Bill grew up in a relatively small town in Northern California close enough to wilderness to develop a love of the outdoors. Camping, hunting, and fishing are prominent in Bill’s boyhood recollections. He looks back on them with great fondness. Over the course of his life as a banker, Bill played a prominent role in enterprises that have led to the alienation, and, in the case of mining ventures, the permanent destruction of vast tracts of wilderness. The fact that he has been able to live with this and justify it as part of some kind of greater good is strong testimony to the crushing pressure corporations exert on their members to conform.

Life’s changed for Bill. His hair is gray. His skin is wrinkled and leathery. The meetings that he once looked on as great games combining the thrill of high stakes poker and the concentration and mental athleticism of chess, are tedious now that he has lost his edge and, even he has to admit (but only to himself) some of his cranial acuity. It’s time.  He’s talked about it long enough – and way too often, according to his third wife, Ellie – to kick back and do those things he’s wanted so desperately to do, most of which involve going outdoors. There were a few trout trips in the last five decades but never an outing for salmon and steelhead – fish enthusiastically remembered from his west coast youth. Bill fired up the computer on the counter of the oak roll top desk in the study of his modest 10,000 square foot home. When the C chord had died away and the wheel stopped turning, an ad for a new phone appeared. In the search field above it, Bill typed “the best salmon fishing in the world.” Soon he was cruising the electronic ether at warp speed. Doing this held little wonder for a man used to translating enormous amounts of cash into bits and bytes and transferring to exotic banks in nanoseconds, but the information that appeared on his screen did.

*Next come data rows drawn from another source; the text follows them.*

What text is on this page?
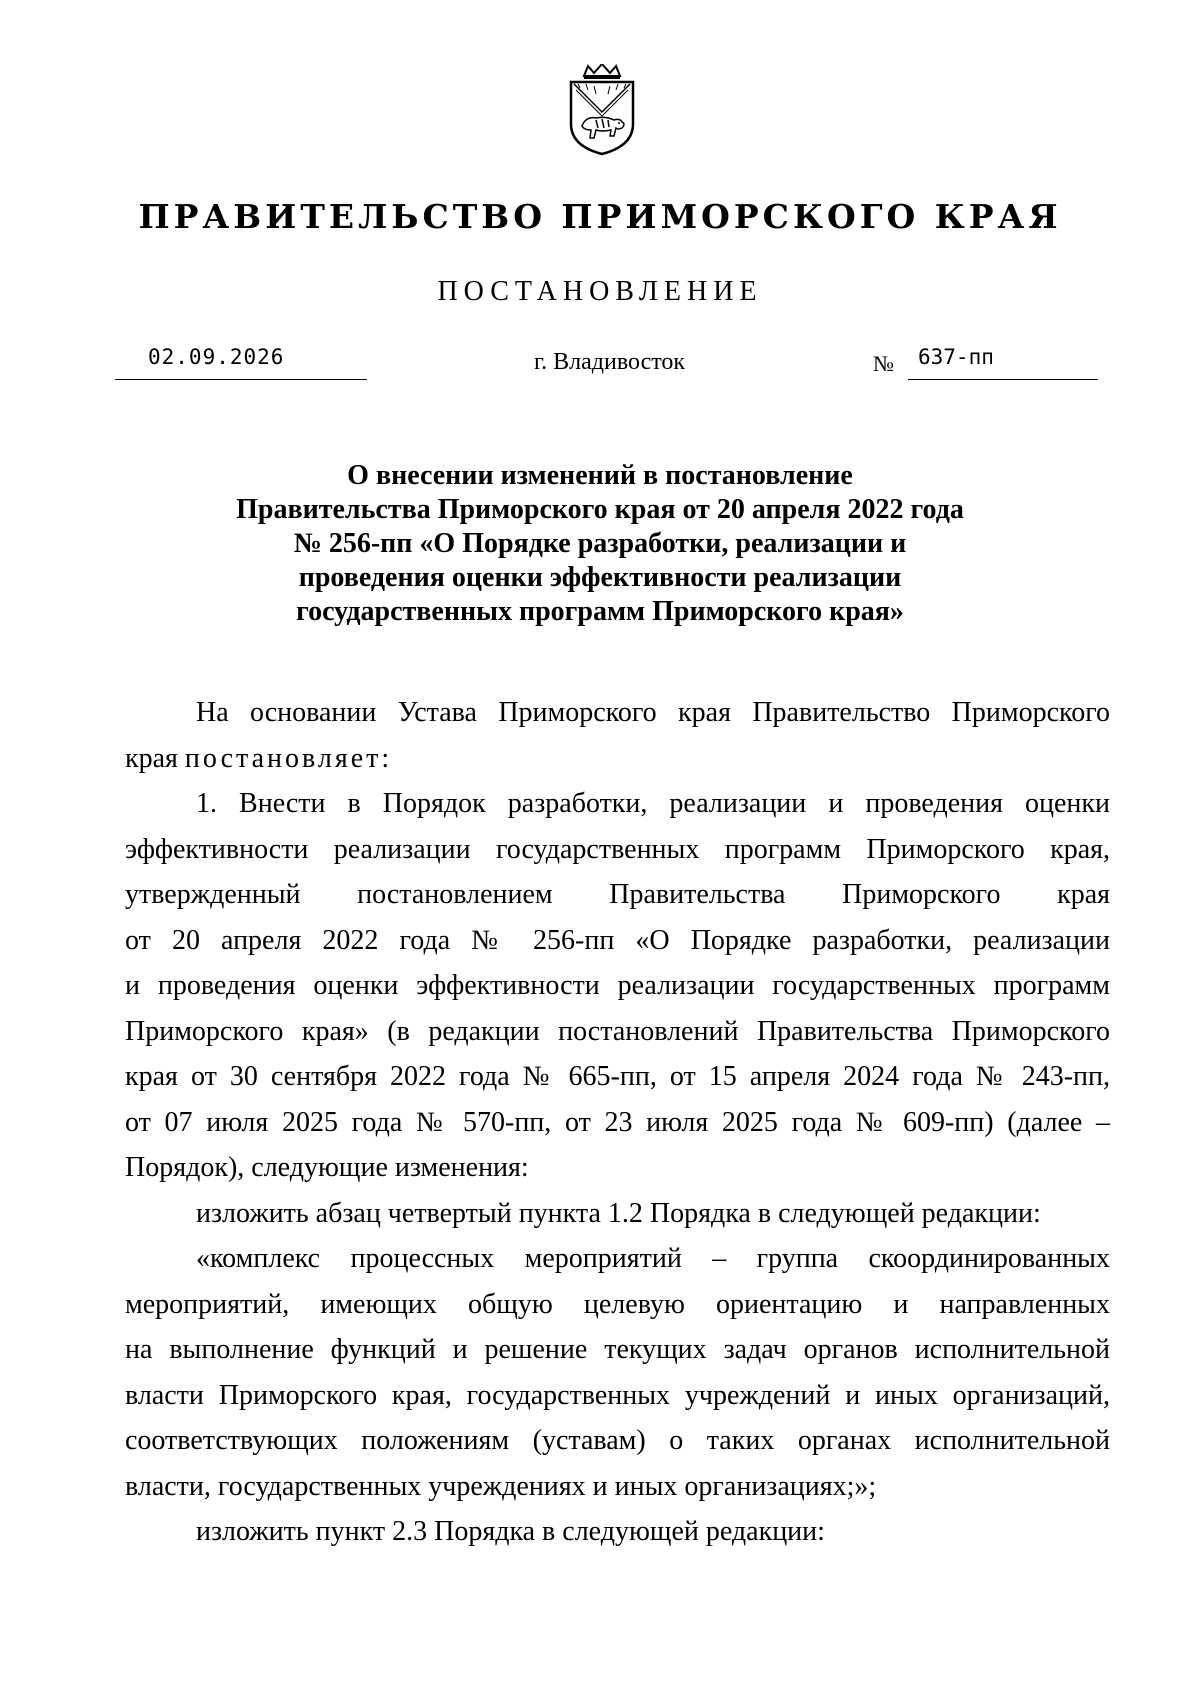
ПРАВИТЕЛЬСТВО ПРИМОРСКОГО КРАЯ
ПОСТАНОВЛЕНИЕ
02.09.2026	г. Владивосток	№ 637-пп
О внесении изменений в постановление
Правительства Приморского края от 20 апреля 2022 года
№ 256-пп «О Порядке разработки, реализации и
проведения оценки эффективности реализации
государственных программ Приморского края»
На основании Устава Приморского края Правительство Приморского
края постановляет:
1. Внести в Порядок разработки, реализации и проведения оценки
эффективности реализации государственных программ Приморского края,
утвержденный постановлением Правительства Приморского края
от 20 апреля 2022 года № 256-пп «О Порядке разработки, реализации
и проведения оценки эффективности реализации государственных программ
Приморского края» (в редакции постановлений Правительства Приморского
края от 30 сентября 2022 года № 665-пп, от 15 апреля 2024 года № 243-пп,
от 07 июля 2025 года № 570-пп, от 23 июля 2025 года № 609-пп) (далее –
Порядок), следующие изменения:
изложить абзац четвертый пункта 1.2 Порядка в следующей редакции:
«комплекс процессных мероприятий – группа скоординированных
мероприятий, имеющих общую целевую ориентацию и направленных
на выполнение функций и решение текущих задач органов исполнительной
власти Приморского края, государственных учреждений и иных организаций,
соответствующих положениям (уставам) о таких органах исполнительной
власти, государственных учреждениях и иных организациях;»;
изложить пункт 2.3 Порядка в следующей редакции:
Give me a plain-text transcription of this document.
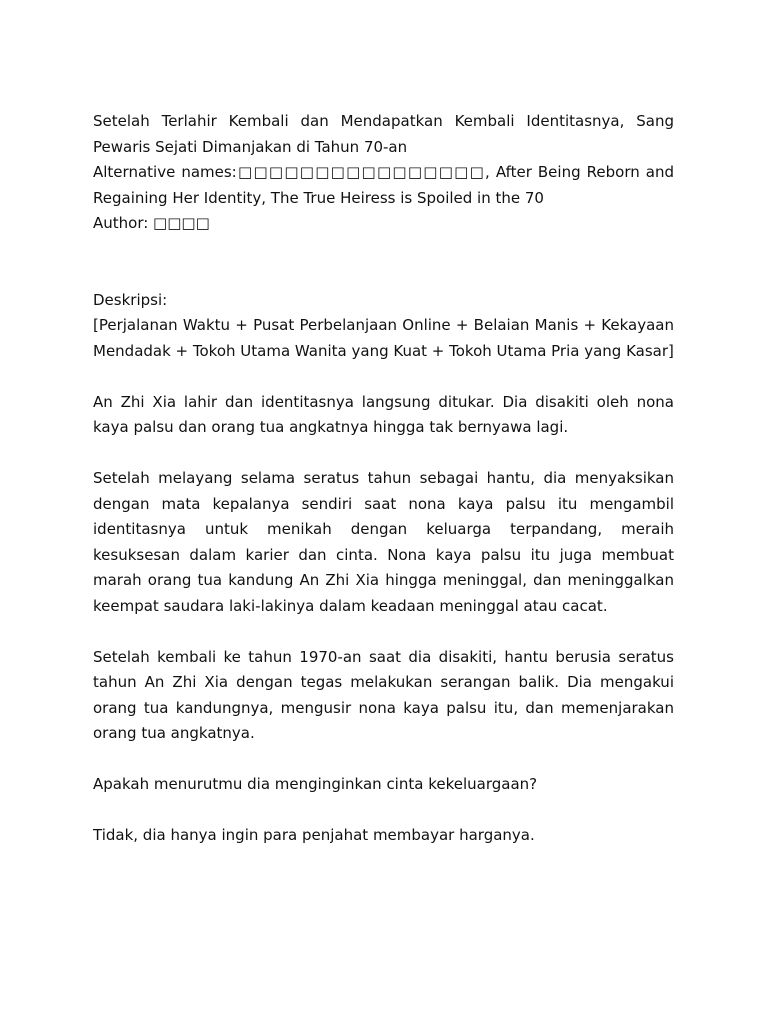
Setelah Terlahir Kembali dan Mendapatkan Kembali Identitasnya, Sang Pewaris Sejati Dimanjakan di Tahun 70-an

Alternative names:□□□□□□□□□□□□□□□□, After Being Reborn and Regaining Her Identity, The True Heiress is Spoiled in the 70

Author: □□□□

Deskripsi:

[Perjalanan Waktu + Pusat Perbelanjaan Online + Belaian Manis + Kekayaan Mendadak + Tokoh Utama Wanita yang Kuat + Tokoh Utama Pria yang Kasar]

An Zhi Xia lahir dan identitasnya langsung ditukar. Dia disakiti oleh nona kaya palsu dan orang tua angkatnya hingga tak bernyawa lagi.

Setelah melayang selama seratus tahun sebagai hantu, dia menyaksikan dengan mata kepalanya sendiri saat nona kaya palsu itu mengambil identitasnya untuk menikah dengan keluarga terpandang, meraih kesuksesan dalam karier dan cinta. Nona kaya palsu itu juga membuat marah orang tua kandung An Zhi Xia hingga meninggal, dan meninggalkan keempat saudara laki-lakinya dalam keadaan meninggal atau cacat.

Setelah kembali ke tahun 1970-an saat dia disakiti, hantu berusia seratus tahun An Zhi Xia dengan tegas melakukan serangan balik. Dia mengakui orang tua kandungnya, mengusir nona kaya palsu itu, dan memenjarakan orang tua angkatnya.

Apakah menurutmu dia menginginkan cinta kekeluargaan?

Tidak, dia hanya ingin para penjahat membayar harganya.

First there was information from the UK and the River Spey. All the best salmon water was owned, mostly by private fishing clubs. Bill took a pencil from his shirt pocket. He always did calculations that way to the amusement of his fellow bankers. He converted the pounds to US dollars: $2,430.00 for the privilege of fishing a small section of the river with a guide in a pastoral setting. He came across an article in the Daily Telegraph whose author made it clear that even at that price there was no guarantee of catching a fish, in fact, it was highly unlikely.

For Bill money was no object, but still, he had a banker’s instinctive drive for frugality and an ingrained moral abhorrence of paying a lot for a little. Scotland was out.

Iceland was next on Bill’s world search. The country looked a bit of a moonscape.  Again, the angling was confined to a small tract of river. For the same length of time the fee was $1,632.00 with the promise of fish slightly above that of the Spey, and, once again, the water had to be booked.

What about Baltic Salmon in Sweden? The fish pictured looked like Atlantic Salmon. The rivers flowed through what appeared to be wild surroundings. An angler could fish a few more pools but a guy had to book in advance with no assurance of access for $1,240.00. Better, thought Bill.

It occurred to Bill that Canada had salmon and steelhead too. He Googled. It did indeed. It had Atlantic Salmon and Pacific Salmon, six varieties of the latter. He clicked on  the most prominent blue heading. It took him to the Skeena.

He was gobsmacked. The river boasted the largest chinook salmon in the world. It had coho salmon, chums, sockeye, pinks, and wild steelhead – again the world’s largest. There were Bull Trout, Dolly Varden, and Cutthroat trout as a diversion.

Bill Googled the regulations. Five days on some of the best wild steelhead water on the planet, with no guide required and unfettered access to multiple rivers and hundreds of miles of river: $410 and in some places a hundred dollars less than that. Bill checked his figures. He was correct.

Website after website touted the fishing to be had on the Skeena River where an angler like Bill could fish for all six species of salmon including wild steelhead. Fishing the Skeena was even cheaper. For $210 he could fish an unlimited number of days on large sections of the river.

“Ellie,” he said to his wife, who was reading nearby. “I don’t know why these Canadians want to give away their fish at Walmart prices, but I’m going to go there before it gets really crowded.”